Según supo después, por medio de escuchar charlas ajenas en la tienda, la mamá de Luis ni siquiera sabía quién era el padre de Luis. Había sido abusada hace años y por algún motivo que Amaro nunca supo todos se habían alejado de ella. Incluso su propia familia. Ella llego al pueblo con Luis en brazos y había pedido trabajo en la iglesia del pueblo. Con el tiempo, terminó construyendo una casa y aprendió a ganarse la vida arreglando ropa.
Amaro se identificó con Luis, lo veía jugar con su madre por las mañanas antes de irse a la escuela y recordaba cuando él mismo jugaba con la suya. Pensaba y rememoraba las figuritas de barro que hacía con su mamá a las orillas del río. Los miraba buscando en ellos los recuerdos de una mamá que murió hace mucho tiempo. Intentaba recordar los paseos por el campo, las canciones o las charlas donde su madre le platicaba cómo era su papá antes de morir.
A pesar de que Amaro había elegido estar solo y encerrado, muchas veces se imaginó platicando con ellos. Tratando de explicarle a Luis cómo hacer un plato de barro para jugar a los chefs. Contándole a Carla con entusiasmo cómo su madre también jugaba con él cuando era niño. Lo imaginaba de una forma tan fuerte que sonreía mientras lo hacía o susurraba los diálogos que se producían en su cabeza.
Esas acciones y pláticas nunca pasaron, pues en una de esas extrañas noches en las que Amaro conseguía dormir, entre sueños escuchó un grito agudo que lo hizo sentarse en la cama. Fue un grito desgarrador, de esos que piden ayuda a quien sea que lo escuche. Luego escuchó cómo unos pasos fuertes y apresurados se alejaban con rapidez. Amaro guardó silencio y sintió un miedo llenarle el estómago. Se quedó quieto hasta que se percató de un sollozo que se hacía cada vez más fuerte, fue ahí cuando se levantó con desesperación y arrancando parte de su collage vio que el sollozo venía de la casa de Luis, que sus luces estaban prendidas y su puerta estaba abierta por completo, casi arrancada de los marcos.

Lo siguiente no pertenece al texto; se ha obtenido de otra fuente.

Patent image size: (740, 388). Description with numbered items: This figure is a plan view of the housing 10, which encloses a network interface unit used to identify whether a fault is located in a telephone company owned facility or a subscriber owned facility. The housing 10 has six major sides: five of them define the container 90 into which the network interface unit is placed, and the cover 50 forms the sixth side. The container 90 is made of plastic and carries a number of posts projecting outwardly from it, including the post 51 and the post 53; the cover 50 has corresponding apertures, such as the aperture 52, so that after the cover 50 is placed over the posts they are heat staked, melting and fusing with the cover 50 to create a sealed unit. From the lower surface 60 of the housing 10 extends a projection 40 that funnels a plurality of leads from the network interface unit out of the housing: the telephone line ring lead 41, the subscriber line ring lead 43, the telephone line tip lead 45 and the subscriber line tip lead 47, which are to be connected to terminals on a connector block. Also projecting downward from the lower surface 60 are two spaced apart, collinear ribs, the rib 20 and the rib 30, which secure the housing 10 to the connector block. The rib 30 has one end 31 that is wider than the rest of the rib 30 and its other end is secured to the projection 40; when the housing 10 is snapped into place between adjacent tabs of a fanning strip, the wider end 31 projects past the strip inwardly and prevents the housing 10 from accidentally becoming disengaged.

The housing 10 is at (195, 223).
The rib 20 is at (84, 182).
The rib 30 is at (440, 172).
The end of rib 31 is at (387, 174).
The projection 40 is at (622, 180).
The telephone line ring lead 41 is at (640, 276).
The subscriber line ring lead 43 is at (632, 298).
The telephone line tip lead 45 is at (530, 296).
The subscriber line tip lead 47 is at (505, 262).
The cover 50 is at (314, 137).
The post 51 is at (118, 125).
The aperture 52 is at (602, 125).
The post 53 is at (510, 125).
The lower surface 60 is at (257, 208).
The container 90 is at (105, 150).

Presintiendo lo peor, Amaro corrió a la puerta de su casa, pero antes de abrirla pensó que Carla y Luis no lo conocían. ¿Con que cara iba a presentarse? ¿Su presencia los iba a asustar aún más? El temor de asustarlos lo hizo retroceder, a pesar de que en el fondo queria salir, y sin saber qué hacer o de qué manera ayudar, Amaro se recostó de nuevo en su cama y se tapó los oídos para no escuchar el sollozo que ahora sabía que provenía de la madre de Luis. Al día siguiente y aunque no necesitara nada, salió a la tienda solo para ver si se enteraba de algo por medio de los murmullos de la gente. Y lo hizo, confirmó lo que sospechaba: descubrió que él no era el único que observaba a la familia, alguien había entrado a la casa de Luis, había lastimado de nuevo a su madre y a Luis lo habían golpeado para que no estorbara.

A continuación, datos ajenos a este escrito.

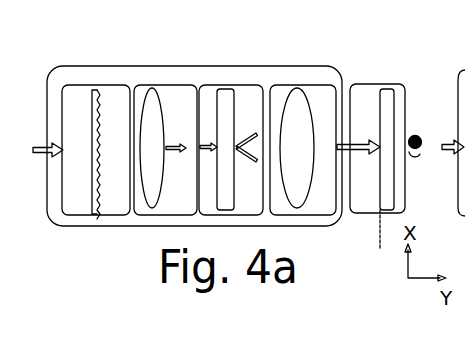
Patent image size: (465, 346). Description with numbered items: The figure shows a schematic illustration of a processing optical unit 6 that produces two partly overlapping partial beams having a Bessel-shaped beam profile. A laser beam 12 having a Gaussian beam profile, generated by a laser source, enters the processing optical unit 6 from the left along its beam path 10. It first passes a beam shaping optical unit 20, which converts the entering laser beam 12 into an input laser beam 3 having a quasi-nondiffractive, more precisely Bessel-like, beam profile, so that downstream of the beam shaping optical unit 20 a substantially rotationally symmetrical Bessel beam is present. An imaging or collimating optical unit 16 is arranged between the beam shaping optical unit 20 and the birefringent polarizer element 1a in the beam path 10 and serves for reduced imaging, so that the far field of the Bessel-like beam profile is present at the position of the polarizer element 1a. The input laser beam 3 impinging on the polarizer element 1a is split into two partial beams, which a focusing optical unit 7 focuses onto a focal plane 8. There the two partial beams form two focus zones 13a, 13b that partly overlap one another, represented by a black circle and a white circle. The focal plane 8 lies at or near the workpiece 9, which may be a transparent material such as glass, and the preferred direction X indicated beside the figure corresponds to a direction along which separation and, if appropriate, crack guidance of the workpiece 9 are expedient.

The birefringent polarizer element 1a is at (237, 89).
The input laser beam 3 is at (209, 143).
The processing optical unit 6 is at (272, 66).
The focusing optical unit 7 is at (320, 85).
The focal plane 8 is at (378, 232).
The workpiece 9 is at (383, 102).
The beam path 10 is at (129, 115).
The laser beam 12 is at (32, 146).
The focus zone 13a is at (415, 135).
The focus zone 13b is at (418, 156).
The imaging or collimating optical unit 16 is at (166, 86).
The beam shaping optical unit 20 is at (97, 90).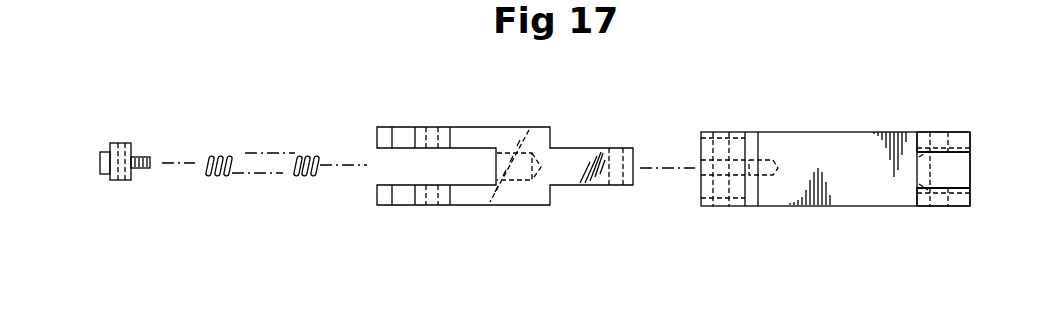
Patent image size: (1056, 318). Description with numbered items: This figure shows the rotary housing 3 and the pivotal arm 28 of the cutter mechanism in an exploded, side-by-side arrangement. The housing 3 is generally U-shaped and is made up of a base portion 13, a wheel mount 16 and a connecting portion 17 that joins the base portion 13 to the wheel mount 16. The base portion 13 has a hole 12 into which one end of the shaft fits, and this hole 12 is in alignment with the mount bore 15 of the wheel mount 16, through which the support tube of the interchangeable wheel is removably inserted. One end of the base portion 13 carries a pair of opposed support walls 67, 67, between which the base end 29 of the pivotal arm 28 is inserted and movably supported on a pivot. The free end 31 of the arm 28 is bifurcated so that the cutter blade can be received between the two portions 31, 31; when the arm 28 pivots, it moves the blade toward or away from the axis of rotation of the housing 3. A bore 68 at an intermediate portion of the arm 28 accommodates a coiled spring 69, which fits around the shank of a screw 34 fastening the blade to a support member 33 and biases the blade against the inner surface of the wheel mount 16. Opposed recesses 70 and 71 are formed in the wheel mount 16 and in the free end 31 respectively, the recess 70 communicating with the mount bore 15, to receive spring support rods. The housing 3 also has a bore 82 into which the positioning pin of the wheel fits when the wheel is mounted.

The rotary housing 3 is at (848, 128).
The hole 12 is at (958, 158).
The base portion 13 is at (972, 182).
The mount bore 15 is at (702, 140).
The wheel mount 16 is at (737, 132).
The connecting portion 17 is at (845, 208).
The pivotal arm 28 is at (538, 126).
The base end 29 is at (597, 165).
The free end 31 is at (382, 133).
The support member 33 is at (125, 143).
The screw 34 is at (99, 166).
The support walls 67 is at (962, 132).
The bore 68 is at (522, 177).
The coiled spring 69 is at (298, 157).
The recess 70 is at (715, 188).
The recess 71 is at (402, 138).
The bore 82 is at (758, 165).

Después de eso, no pasó mucho tiempo cuando Carla y su hijo Luis se fueron del pueblo y Amaro nunca se perdonó a sí mismo haber tenido la oportunidad de ir a la búsqueda del autor de esa escena o tan siquiera de auxiliar a Carla y Luis. Se castiga todas las noches por no ayudar a la madre y al niño que tanto miraba. En un intento de sentirse mejor, a veces se imaginaba ayudando, otras protegiendo, pidiendo ayuda en el pueblo o hasta persiguiendo al agresor. Pero lejos de obtener ese resultado, Amaro terminaba teniendo más culpa que consuelo.